NUSA DUA, BeritaDewata – Diabetes melitus tipe 2 (DM2) merupakan salah satu “induk” dari banyak penyakit yang menimbulkan morbiditas/mortalitas tinggi serta beban ekonomi yang berat, seperti serangan jantung, stroke, dan gagal ginjal yang berakhir dengan dialisis.
Ini adalah salah satu isu yang dibahas dalam Pertemuan Ilmiah Tahunan (PIT) InaHEA (Indonesian Health Economic Association) ke-6, yang tahun ini diselenggarakan di Bali Nusa Dua Convention Center (BNDCC).
Dalam diskusi bertajuk “Economic of Diabetes Mellitus and Innovative Policy, pembahasan meliputi strategi yang bisa dilakukan untuk mencegah komplikasi diabetes. Seperti diketahui, Indonesia menduduki ranking 6 dunia untuk jumlah penyandang diabetes, dengan 10,4 juta penduduk menderita diabetes.
Dikemukakan oleh Prof. Budi Hidayat, S.KM., MPPM.,Ph.D, Ketua CHEPS-UI (Center for Health Economics and Policy Studies – Universitas Indonesia) UI, 73% penyandang diabetes di Indonesia tidak sadar bahwa dirinya menderita diabetes mellitus.
“Mereka yang saat ini tidak sadar menderita diabetes, dalam 4 – 6 tahun ke depan akan mengalami komplikasi, seperti stroke, penyakit jantung, dan gagal ginjal. Sehingga terkesan, penyakit-penyakit inilah yang menghabiskan dana JKN. Kita harus stop hulunya,” tegas Prof. Budi.
Studi terkini yang dilakukan oleh CHEPS UI menemukan, dari 1.658 pasien DM2 yang disurvei, 66% komplikasi berupa mikrovaskular seperti nefrofati dan retinopati, dan 22% makrovaskular (stroke dan kardiovaskular). Rerata komplikasi muncul 4 tahun setelah pasien didiagnosis, paling lama 6 tahun.

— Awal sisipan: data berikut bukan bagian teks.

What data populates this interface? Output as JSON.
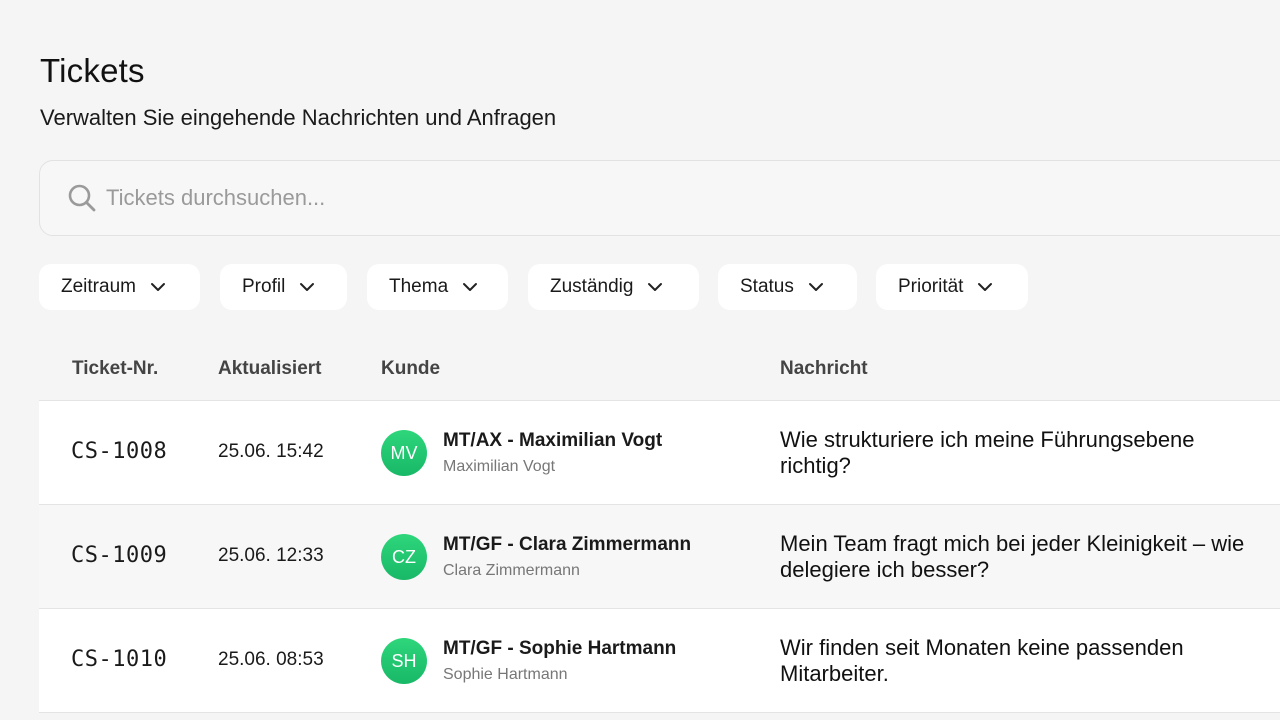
{
  "header": {
    "title": "Tickets",
    "subtitle": "Verwalten Sie eingehende Nachrichten und Anfragen"
  },
  "search": {
    "placeholder": "Tickets durchsuchen...",
    "value": "",
    "icon": "search-icon"
  },
  "filters": [
    {
      "label": "Zeitraum"
    },
    {
      "label": "Profil"
    },
    {
      "label": "Thema"
    },
    {
      "label": "Zuständig"
    },
    {
      "label": "Status"
    },
    {
      "label": "Priorität"
    }
  ],
  "table": {
    "columns": [
      "Ticket-Nr.",
      "Aktualisiert",
      "Kunde",
      "Nachricht"
    ],
    "rows": [
      {
        "id": "CS-1008",
        "updated": "25.06. 15:42",
        "initials": "MV",
        "customer": "MT/AX - Maximilian Vogt",
        "contact": "Maximilian Vogt",
        "message": "Wie strukturiere ich meine Führungsebene richtig?"
      },
      {
        "id": "CS-1009",
        "updated": "25.06. 12:33",
        "initials": "CZ",
        "customer": "MT/GF - Clara Zimmermann",
        "contact": "Clara Zimmermann",
        "message": "Mein Team fragt mich bei jeder Kleinigkeit – wie delegiere ich besser?"
      },
      {
        "id": "CS-1010",
        "updated": "25.06. 08:53",
        "initials": "SH",
        "customer": "MT/GF - Sophie Hartmann",
        "contact": "Sophie Hartmann",
        "message": "Wir finden seit Monaten keine passenden Mitarbeiter."
      }
    ]
  },
  "colors": {
    "background": "#f5f5f5",
    "avatar_green": "#22c772",
    "card": "#ffffff"
  }
}
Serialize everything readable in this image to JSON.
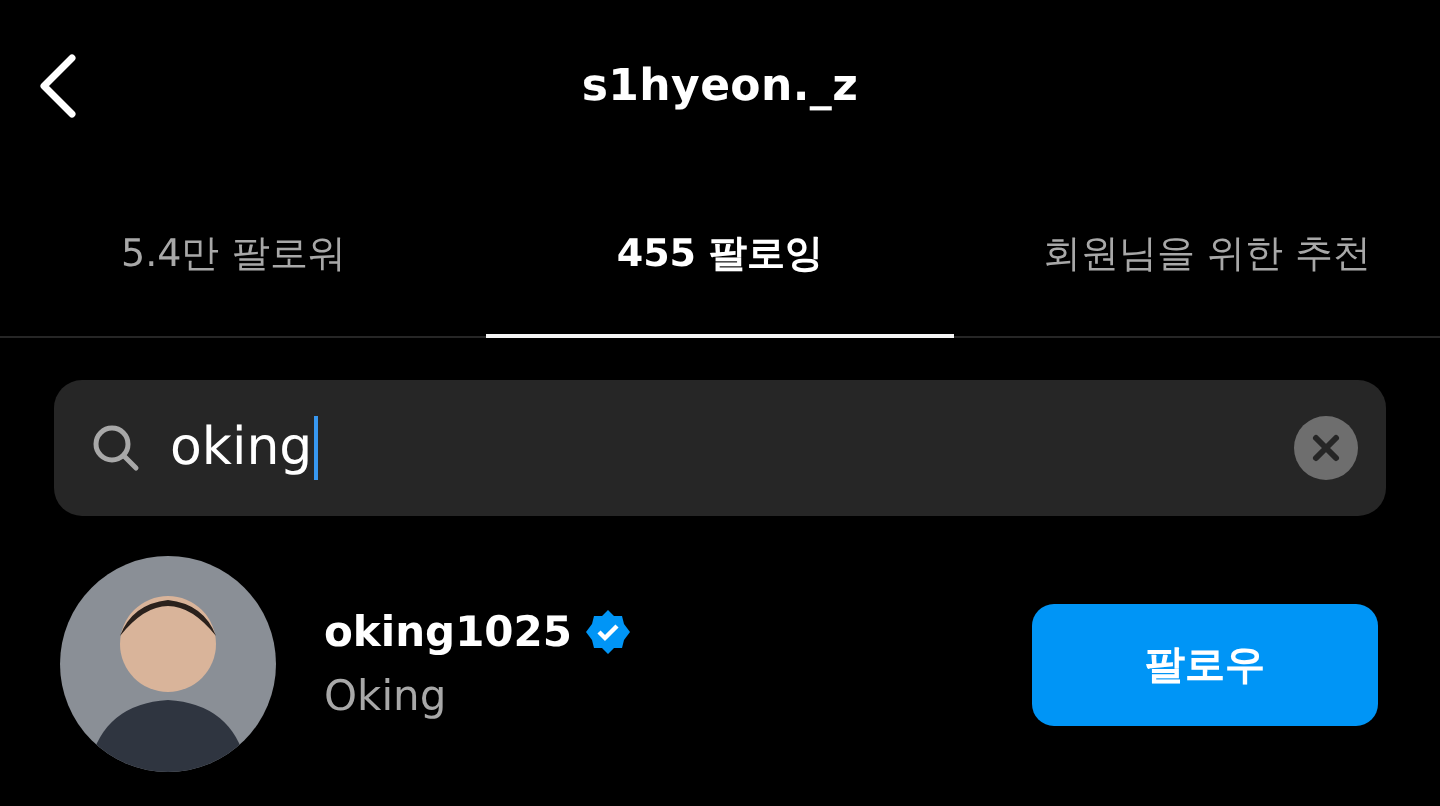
{
  "header": {
    "title": "s1hyeon._z"
  },
  "tabs": [
    {
      "label": "5.4만 팔로워",
      "selected": false
    },
    {
      "label": "455 팔로잉",
      "selected": true
    },
    {
      "label": "회원님을 위한 추천",
      "selected": false
    }
  ],
  "search": {
    "value": "oking"
  },
  "results": [
    {
      "username": "oking1025",
      "verified": true,
      "name": "Oking",
      "button": "팔로우"
    }
  ]
}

Selama ini, penyakit-penyakit ini yang dituduh menghabiskan dana JKN. “Diabet tidak pernah disebut, padahal inilah biang keroknya. Kalau pemerintah betul-betul serius menurunkan beban penyakit tidak menular (PTM), stop dari hulu sampai ke hilir. Artinya meliputi primary prevention yang fokusnya mencegah jadi diabetes dan secondary prevention yang fokusnya mencegah terjadinya komplikasi pada diabetes,” lanjut Prof. Budi.
Berdasarkan studi lain yang dilakukan, pada 800ribu populasi diabetes ternyata 57% mengalami komplikasi. Pada tahun 2016 total biaya yang dikeluarkan JKN sebesar 7.7 T untuk menangani diabetes dan 74% tersedot untuk membiayai pasien diabetes yang mengalami komplikasi.
Adapun total biaya yang dibutuhkan untuk mengatasi diabetes tanpa komplikasi yakni Rp 5,4 juta/orang/tahun (perempuan) dan Rp 5,7/orang/tahun (laki-laki); untuk yang disertai komplikasi yakni Rp 11 juta/orang/tahun (perempuan) dan Rp 14 juta/orang/tahun (laki-laki).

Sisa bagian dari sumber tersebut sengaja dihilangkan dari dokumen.